De tenlastelegging is op de zitting gewijzigd. De gewijzigde tenlastelegging is als bijlage aan dit vonnis gehecht.
De verdenking komt er, kort en feitelijk weergegeven, op neer dat verdachte:
feit 1
primair:
op 17 mei 2018 in Almere heeft geprobeerd om [slachtoffer] opzettelijk van het leven te beroven door met een vuurwapen op haar, althans in haar richting, te schieten;
subsidiair:
op 17 mei 2018 in Almere [slachtoffer] heeft bedreigd door met een vuurwapen op haar, althans in haar richting, te schieten;
feit 2:
op 17 mei 2018 in Almere een ruit en toegangsdeur (van het portiek behorende bij de woning gelegen aan de [adres] ) heeft vernield.

3.VOORVRAGEN

De dagvaarding is geldig, de rechtbank is bevoegd tot kennisneming van het ten laste gelegde, de officier van justitie is ontvankelijk in de vervolging van verdachte en er zijn geen redenen voor schorsing van de vervolging.

4.WAARDERING VAN HET BEWIJS

4.1
Het standpunt van de officier van justitie
De officier van justitie acht het onder 1 primair en 2 ten laste gelegde wettig en overtuigend te bewijzen. De officier van justitie heeft zijn standpunten verwoord in een ter terechtzitting overgelegd requisitoir. Zakelijk weergegeven heeft de officier van justitie het volgende aangevoerd.

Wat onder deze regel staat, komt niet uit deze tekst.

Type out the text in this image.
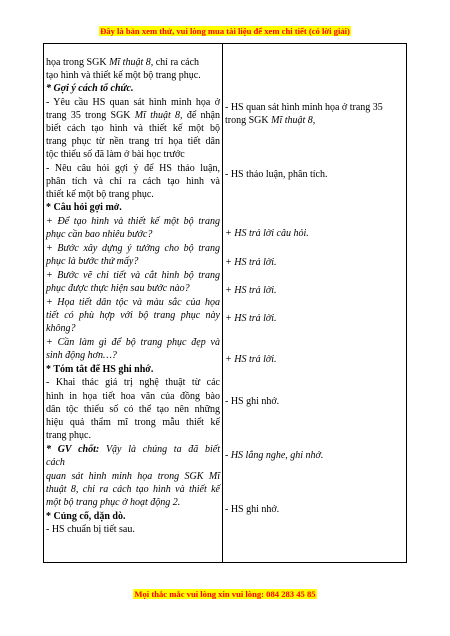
Đây là bản xem thử, vui lòng mua tài liệu để xem chi tiết (có lời giải)
họa trong SGK Mĩ thuật 8, chỉ ra cách
tạo hình và thiết kế một bộ trang phục.
* Gợi ý cách tổ chức.
- Yêu cầu HS quan sát hình minh họa ở
trang 35 trong SGK Mĩ thuật 8, để nhận
biết cách tạo hình và thiết kế một bộ
trang phục từ nền trang trí họa tiết dân
tộc thiểu số đã làm ở bài học trước
- Nêu câu hỏi gợi ý để HS thảo luận,
phân tích và chỉ ra cách tạo hình và
thiết kế một bộ trang phục.
* Câu hỏi gợi mở.
+ Để tạo hình và thiết kế một bộ trang
phục cần bao nhiêu bước?
+ Bước xây dựng ý tưởng cho bộ trang
phục là bước thứ mấy?
+ Bước vẽ chi tiết và cắt hình bộ trang
phục được thực hiện sau bước nào?
+ Họa tiết dân tộc và màu sắc của họa
tiết có phù hợp với bộ trang phục này
không?
+ Cần làm gì để bộ trang phục đẹp và
sinh động hơn…?
* Tóm tắt để HS ghi nhớ.
- Khai thác giá trị nghệ thuật từ các
hình in họa tiết hoa văn của đồng bào
dân tộc thiểu số có thể tạo nên những
hiệu quả thẩm mĩ trong mẫu thiết kế
trang phục.
* GV chốt: Vậy là chúng ta đã biết
cách
quan sát hình minh họa trong SGK Mĩ
thuật 8, chỉ ra cách tạo hình và thiết kế
một bộ trang phục ở hoạt động 2.
* Củng cố, dặn dò.
- HS chuẩn bị tiết sau.
- HS quan sát hình minh họa ở trang 35
trong SGK Mĩ thuật 8,
- HS thảo luận, phân tích.
+ HS trả lời câu hỏi.
+ HS trả lời.
+ HS trả lời.
+ HS trả lời.
+ HS trả lời.
- HS ghi nhớ.
- HS lắng nghe, ghi nhớ.
- HS ghi nhớ.
Mọi thắc mắc vui lòng xin vui lòng: 084 283 45 85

De verklaring van aangeefster is betrouwbaar omdat deze steun vindt in andere bewijsmiddelen. Uit de bewijsmiddelen volgt dat verdachte twee keer op aangeefster heeft geschoten. Dit levert een poging tot doodslag op. Ook de vernieling kan worden bewezen, omdat de toegangsdeur door een kogel is geraakt.
4.2
Het standpunt van de verdediging
De raadsman heeft integrale vrijspraak bepleit. De raadsman heeft zijn standpunten verwoord in een ter terechtzitting overgelegde pleitnota. Zakelijk weergegeven heeft hij aangevoerd dat er onvoldoende wettig en overtuigend bewijs is dat verdachte op 17 mei 2018 heeft geschoten.
4.3
Het oordeel van de rechtbank
Bewijsmiddelen feit 1 primair en feit 2 [1]

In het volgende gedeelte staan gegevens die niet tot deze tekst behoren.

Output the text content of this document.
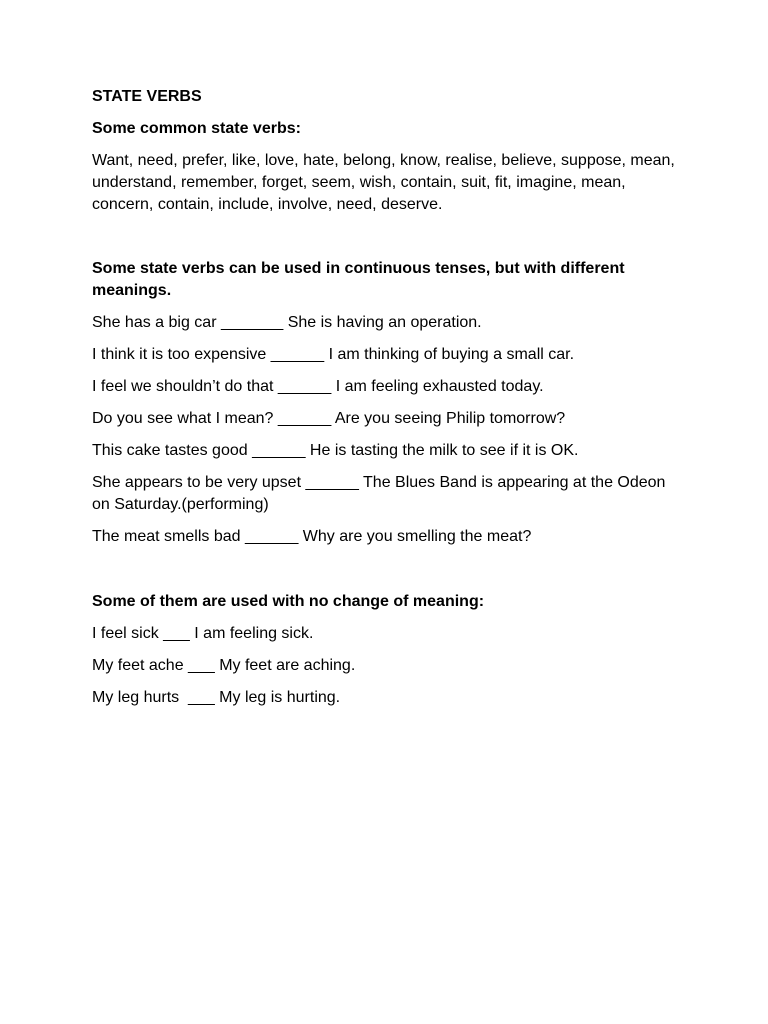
STATE VERBS

Some common state verbs:

Want, need, prefer, like, love, hate, belong, know, realise, believe, suppose, mean, understand, remember, forget, seem, wish, contain, suit, fit, imagine, mean, concern, contain, include, involve, need, deserve.

Some state verbs can be used in continuous tenses, but with different meanings.

She has a big car _______ She is having an operation.

I think it is too expensive ______ I am thinking of buying a small car.

I feel we shouldn’t do that ______ I am feeling exhausted today.

Do you see what I mean? ______ Are you seeing Philip tomorrow?

This cake tastes good ______ He is tasting the milk to see if it is OK.

She appears to be very upset ______ The Blues Band is appearing at the Odeon on Saturday.(performing)

The meat smells bad ______ Why are you smelling the meat?

Some of them are used with no change of meaning:

I feel sick ___ I am feeling sick.

My feet ache ___ My feet are aching.

My leg hurts  ___ My leg is hurting.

Op 17 mei 2018 omstreeks 10.25 uur kregen verbalisanten een melding om naar de [straatnaam] in [woonplaats] te gaan, omdat een melder gehoord zou hebben dat er een schot was gelost door middel van een vuurwapen. Ter plaatse gaf een vrouw genaamd [voornaam van slachtoffer] te kennen dat zij slachtoffer was. Zij verklaarde dat haar vriend dan wel ex-relatie, genaamd [verdachte] , geboren in 1982, de dader was. Na een ruzie in haar woning, had [verdachte] gericht op haar geschoten toen zij probeerde hem te ontvluchten door de woning te verlaten. [A] heeft verklaard dat zij rond 10.00 uur zag dat [verdachte] over de schutting van haar tuin sprong en haar vroeg waar [voornaam van slachtoffer] was. Zij vertelde hem dit niet te weten. Ze hoorde dat [verdachte] vervolgens tegen haar zei: “Ik hoop dat jullie haar eerder vinden dan ik.” [2]

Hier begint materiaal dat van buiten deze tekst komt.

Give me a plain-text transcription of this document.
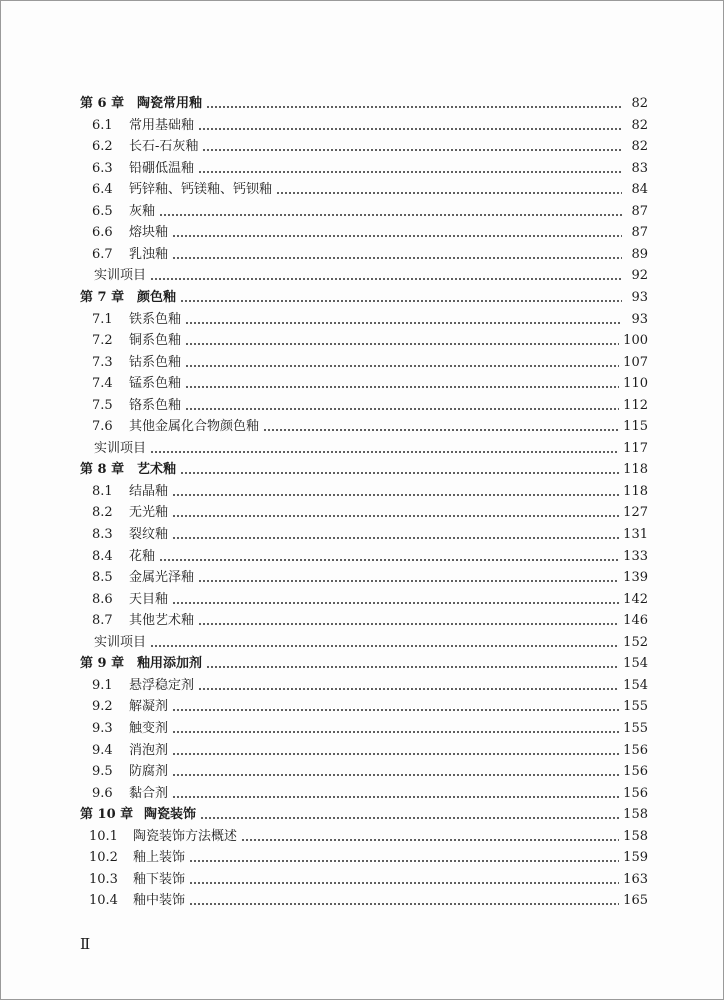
第 6 章 陶瓷常用釉	82
6.1	常用基础釉	82
6.2	长石-石灰釉	82
6.3	铅硼低温釉	83
6.4	钙锌釉、钙镁釉、钙钡釉	84
6.5	灰釉	87
6.6	熔块釉	87
6.7	乳浊釉	89
实训项目	92
第 7 章 颜色釉	93
7.1	铁系色釉	93
7.2	铜系色釉	100
7.3	钴系色釉	107
7.4	锰系色釉	110
7.5	铬系色釉	112
7.6	其他金属化合物颜色釉	115
实训项目	117
第 8 章 艺术釉	118
8.1	结晶釉	118
8.2	无光釉	127
8.3	裂纹釉	131
8.4	花釉	133
8.5	金属光泽釉	139
8.6	天目釉	142
8.7	其他艺术釉	146
实训项目	152
第 9 章 釉用添加剂	154
9.1	悬浮稳定剂	154
9.2	解凝剂	155
9.3	触变剂	155
9.4	消泡剂	156
9.5	防腐剂	156
9.6	黏合剂	156
第 10 章 陶瓷装饰	158
10.1	陶瓷装饰方法概述	158
10.2	釉上装饰	159
10.3	釉下装饰	163
10.4	釉中装饰	165
Ⅱ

Aangeefster [slachtoffer] heeft verklaard dat zij buiten stond en ineens een klik van het raam hoorde. Ze zag dat hij (de rechtbank begrijpt: verdachte) uit het raam hing en iets vast had. Ze hoorde vervolgens een keiharde knal. Ze voelde toen iets langs haar benen vliegen en is daarna meteen gaan rennen. Ze hoorde toen nog een knal. Op de vraag wat haar heeft doen besluiten om bij deze ruzie weg te rennen, antwoordde aangeefster dat hij (de rechtbank begrijpt: verdachte) zei dat hij haar dood ging schieten. [3]
Getuige [getuige] heeft verklaard dat zij op 17 mei 2018 omstreeks 10.00 uur in haar woning aan de [adres] in [woonplaats] was. Ze hoorde ineens een knal gelijkend op een schot uit een pistool. Ze keek uit het keukenraam en zag dat er rechts beneden een man uit het portiek kwam lopen met versnelde pas. [4] Ze zag daarna de man in een zwarte Opel Astra stappen. Er zat niemand anders in de auto. Ze herkent de vriend van de buurvrouw van nummer [nummeraanduiding] als degene die uit het portiek kwam en wegreed in de Opel Astra. Ze kreeg van een vriendin een appje met een foto en zijn naam. Ze herkende de man op de foto als dezelfde persoon die wegreed. In het appje stond dat hij [verdachte] zou heten. [5]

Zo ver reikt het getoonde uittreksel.